Take today's benign CPI data. Futures exploded on the release, and given this is the 2006's last quadruple witch, the bias will be strongly to the upside (although we should expect a lot of volatility in individuial names). The best short term advice remains "Don't Fight the Tape."
But the official data continues to be at odds with reality (not that Traders care a whit about that). The CPI release claims there is almost no inflation, with core CPI up 2.6% (consensus 2.7%). But consider what the BLS told us today:
• Food prices fell, as orange juice went to record highs, and corn is up 70% since August, while wheat is near 10 yr highs.
• Medical care rose only 0.2% -- apparently, the recent 20% annual increase has been halted.
• Education prices went down 0.2% -- despite widely reported tuition increases -- primarily caused by a decline in long distance phone service prices (WTF?)
• Commodities ex-food and energy fell 0.4%, just as the CRB industrial metals index went to a record high.
(Thanks to Peter Boockvar of Miller Tabak + Co for much of the data here)
Bottom line remains that the headline numbers look great -- expect markets to respond positively -- but the reality check is this: These Government BLS numbers simply do not square with reality.
While Investors can recognize this, Traders have no choice but to "ignore reality" and go for the ride.

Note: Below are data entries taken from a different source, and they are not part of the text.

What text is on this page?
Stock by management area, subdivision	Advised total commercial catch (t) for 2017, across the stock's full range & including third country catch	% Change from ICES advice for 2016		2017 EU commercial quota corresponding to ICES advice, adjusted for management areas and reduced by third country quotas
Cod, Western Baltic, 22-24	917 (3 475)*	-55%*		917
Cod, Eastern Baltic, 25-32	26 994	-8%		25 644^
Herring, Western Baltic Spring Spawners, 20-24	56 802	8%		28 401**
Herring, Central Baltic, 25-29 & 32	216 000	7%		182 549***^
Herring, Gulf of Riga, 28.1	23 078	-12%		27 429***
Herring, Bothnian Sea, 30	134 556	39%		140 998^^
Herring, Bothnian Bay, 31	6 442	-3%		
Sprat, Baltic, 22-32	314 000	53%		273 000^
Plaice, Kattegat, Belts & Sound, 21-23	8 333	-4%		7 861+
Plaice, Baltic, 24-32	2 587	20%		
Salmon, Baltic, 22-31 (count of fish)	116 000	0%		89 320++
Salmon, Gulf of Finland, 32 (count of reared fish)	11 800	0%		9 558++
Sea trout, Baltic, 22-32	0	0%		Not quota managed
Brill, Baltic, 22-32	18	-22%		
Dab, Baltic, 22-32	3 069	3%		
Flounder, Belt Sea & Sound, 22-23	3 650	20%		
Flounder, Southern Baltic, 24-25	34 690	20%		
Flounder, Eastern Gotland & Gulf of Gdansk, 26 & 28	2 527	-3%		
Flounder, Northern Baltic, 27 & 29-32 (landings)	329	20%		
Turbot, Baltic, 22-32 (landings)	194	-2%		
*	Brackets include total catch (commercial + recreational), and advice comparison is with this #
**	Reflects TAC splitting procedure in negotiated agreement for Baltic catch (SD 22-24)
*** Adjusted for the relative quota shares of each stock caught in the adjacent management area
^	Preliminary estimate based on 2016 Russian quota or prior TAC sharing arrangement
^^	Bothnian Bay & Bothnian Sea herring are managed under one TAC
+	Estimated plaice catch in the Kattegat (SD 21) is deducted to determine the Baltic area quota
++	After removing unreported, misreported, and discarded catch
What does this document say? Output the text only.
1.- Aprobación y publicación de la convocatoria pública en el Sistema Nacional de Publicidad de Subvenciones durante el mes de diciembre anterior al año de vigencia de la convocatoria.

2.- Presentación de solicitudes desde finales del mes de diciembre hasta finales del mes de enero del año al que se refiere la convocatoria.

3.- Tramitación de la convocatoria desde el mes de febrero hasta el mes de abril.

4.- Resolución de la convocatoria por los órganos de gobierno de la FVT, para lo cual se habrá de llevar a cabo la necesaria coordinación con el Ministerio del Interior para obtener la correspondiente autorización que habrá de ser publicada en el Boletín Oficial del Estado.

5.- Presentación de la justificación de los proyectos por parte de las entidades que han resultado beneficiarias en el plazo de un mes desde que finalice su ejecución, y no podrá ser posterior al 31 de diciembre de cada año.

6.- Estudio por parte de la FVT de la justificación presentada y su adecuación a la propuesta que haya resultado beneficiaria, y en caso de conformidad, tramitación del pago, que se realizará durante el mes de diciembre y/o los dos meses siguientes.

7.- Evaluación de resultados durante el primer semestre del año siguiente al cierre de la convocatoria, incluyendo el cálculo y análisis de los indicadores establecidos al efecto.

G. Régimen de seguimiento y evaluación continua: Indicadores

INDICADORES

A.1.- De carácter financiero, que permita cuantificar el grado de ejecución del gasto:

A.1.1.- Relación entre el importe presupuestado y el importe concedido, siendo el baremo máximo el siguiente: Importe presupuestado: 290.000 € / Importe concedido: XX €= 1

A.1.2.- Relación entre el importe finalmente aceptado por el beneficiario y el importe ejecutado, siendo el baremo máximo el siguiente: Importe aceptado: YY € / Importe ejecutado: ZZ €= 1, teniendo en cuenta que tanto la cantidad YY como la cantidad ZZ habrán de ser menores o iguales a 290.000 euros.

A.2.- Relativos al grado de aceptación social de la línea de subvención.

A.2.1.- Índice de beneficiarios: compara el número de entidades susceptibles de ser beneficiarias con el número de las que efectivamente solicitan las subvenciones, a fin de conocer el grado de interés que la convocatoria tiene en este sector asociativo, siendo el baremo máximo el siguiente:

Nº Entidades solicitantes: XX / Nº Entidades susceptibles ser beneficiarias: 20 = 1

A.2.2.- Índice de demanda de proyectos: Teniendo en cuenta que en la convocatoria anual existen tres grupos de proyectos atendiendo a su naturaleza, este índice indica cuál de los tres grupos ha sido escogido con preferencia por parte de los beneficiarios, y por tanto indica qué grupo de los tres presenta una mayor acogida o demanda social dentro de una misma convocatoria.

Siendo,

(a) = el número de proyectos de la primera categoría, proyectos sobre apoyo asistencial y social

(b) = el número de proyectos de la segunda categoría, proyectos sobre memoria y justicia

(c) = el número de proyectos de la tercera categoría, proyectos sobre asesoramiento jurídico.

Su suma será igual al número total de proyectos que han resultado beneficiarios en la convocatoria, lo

A turret-bound buddy wrote me:
"I don't care about the numbers, the economic data, whether Iraq is in a Civil war, if the President gets impeached, who controls congress, what a company does, whether we fall into a recession or if China buys Europe and turns it into a Disney theme park. My world is defined by what I see on my four 20 inch monitors in front of me. Everything else is noise."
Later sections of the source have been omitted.